Monday, November 28, 2011

Before anyone has hurt your feelings

I almost skipped right over the Fresh Air interview with legendary filmmaker Francis Ford Coppola when it came up on my podcast list. Filmmaking isn’t a major interest of mine, and I knew there were other podcasts in my iPod queue that would be of more immediate interest to me: a conversation about Thanksgiving cooking with New York Times food writer Mark Bittman; a discussion on the shortage of drugs to counter ADHD; a review of Tom Perrotta’s newest novel.

But the Francis Ford Coppola interview was what came up when my run began, and sometimes it just seems like too much of a hassle to take my iPod out of its armband case and start fiddling with the controls to get to the next podcast once my run is under way. Besides, I reminded myself, even if I wasn’t particularly curious about the topic of filmmaking, I’d almost certainly learn something about it. And even when I don’t leave a Fresh Air podcast retaining any information about the subject, I always learn something new about the art of interviewing.

What I didn’t expect was to find it laugh-out-loud funny, but laugh out loud I did when Coppola was discussing the importance for filmmakers and other artists of practicing their writing with great frequency, and gave this specific instruction about daily writing: “The important thing is: choose the time that's good for you. For me, it's early morning because I wake up, and I'm fresh, and I sit in my place. I look out the window, and I have coffee, and no one's gotten up yet or called me or hurt my feelings.”

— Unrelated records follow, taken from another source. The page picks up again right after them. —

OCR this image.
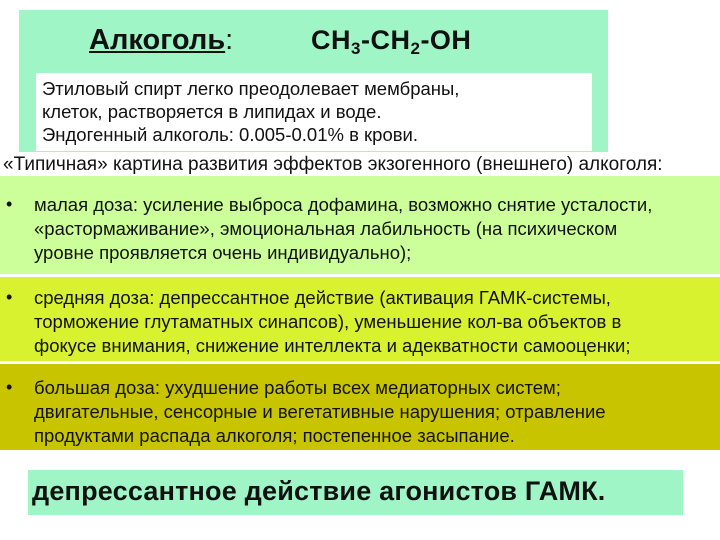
Алкоголь:	$CH_3-CH_2-OH$
Этиловый спирт легко преодолевает мембраны,
клеток, растворяется в липидах и воде.
Эндогенный алкоголь: 0.005-0.01% в крови.
«Типичная» картина развития эффектов экзогенного (внешнего) алкоголя:
• малая доза: усиление выброса дофамина, возможно снятие усталости,
«растормаживание», эмоциональная лабильность (на психическом
уровне проявляется очень индивидуально);
• средняя доза: депрессантное действие (активация ГАМК-системы,
торможение глутаматных синапсов), уменьшение кол-ва объектов в
фокусе внимания, снижение интеллекта и адекватности самооценки;
• большая доза: ухудшение работы всех медиаторных систем;
двигательные, сенсорные и вегетативные нарушения; отравление
продуктами распада алкоголя; постепенное засыпание.
депрессантное действие агонистов ГАМК.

What made me laugh was the ingenuity of Coppola saying he needs to write before anyone has hurt his feelings. I too write first thing in the morning every day, as soon as I get out of bed, and I never thought about it that way, but he’s right: at that hour, no one has yet hurt my feelings (though sometimes I’ve already been mocked a little, given my tendency to talk in my sleep and my spouse’s propensity for teasing me about it in the wee hours). First thing in the morning, my emotions are still as untainted as they are likely to be all day, and I suppose in some ways that’s the best time to write.

Of course, it also tends to be the most innocuous time to write. Sometimes, as I sit in the comfortable arm chair in the corner of our bedroom at 5:30 a.m. with the house dark and silent around me, I find myself at a loss for what to say in my journal: nothing’s happened yet, and the events of the previous day have faded into uniform banality.

But most of the time, this isn’t a problem. Most of the time, the events and emotions of the previous day are still present in my mind enough to record, even if my brain may feel a little fuzzy at that hour.

Still, no one has yet hurt my feelings at 5:30 a.m., and Coppola is right: that counts for a lot. I am indeed best off writing in the grayish drowsy haze of early morning, when no one voice takes precedence in my writing only because it is the voice of the last person to have spoken to me.

In an ideal day, of course, no one hurts my feelings at all, and I don’t say things I regret, and I don’t make bad decisions, and I don’t take out my iPhone while running and accidentally drop it on the pavement and crack the screen (not to dwell too heavily on my weekend).

But these things happen, sometimes, in the course of a day. And it was somehow reassuring to hear from someone as highly accomplished and highly regarded as Francis Ford Coppola that there’s nothing wrong with wanting to do your daily writing when your thoughts and emotions still seem to be your own, in your voice, freshly hatched, before you’ve been distracted by people hurting your feelings.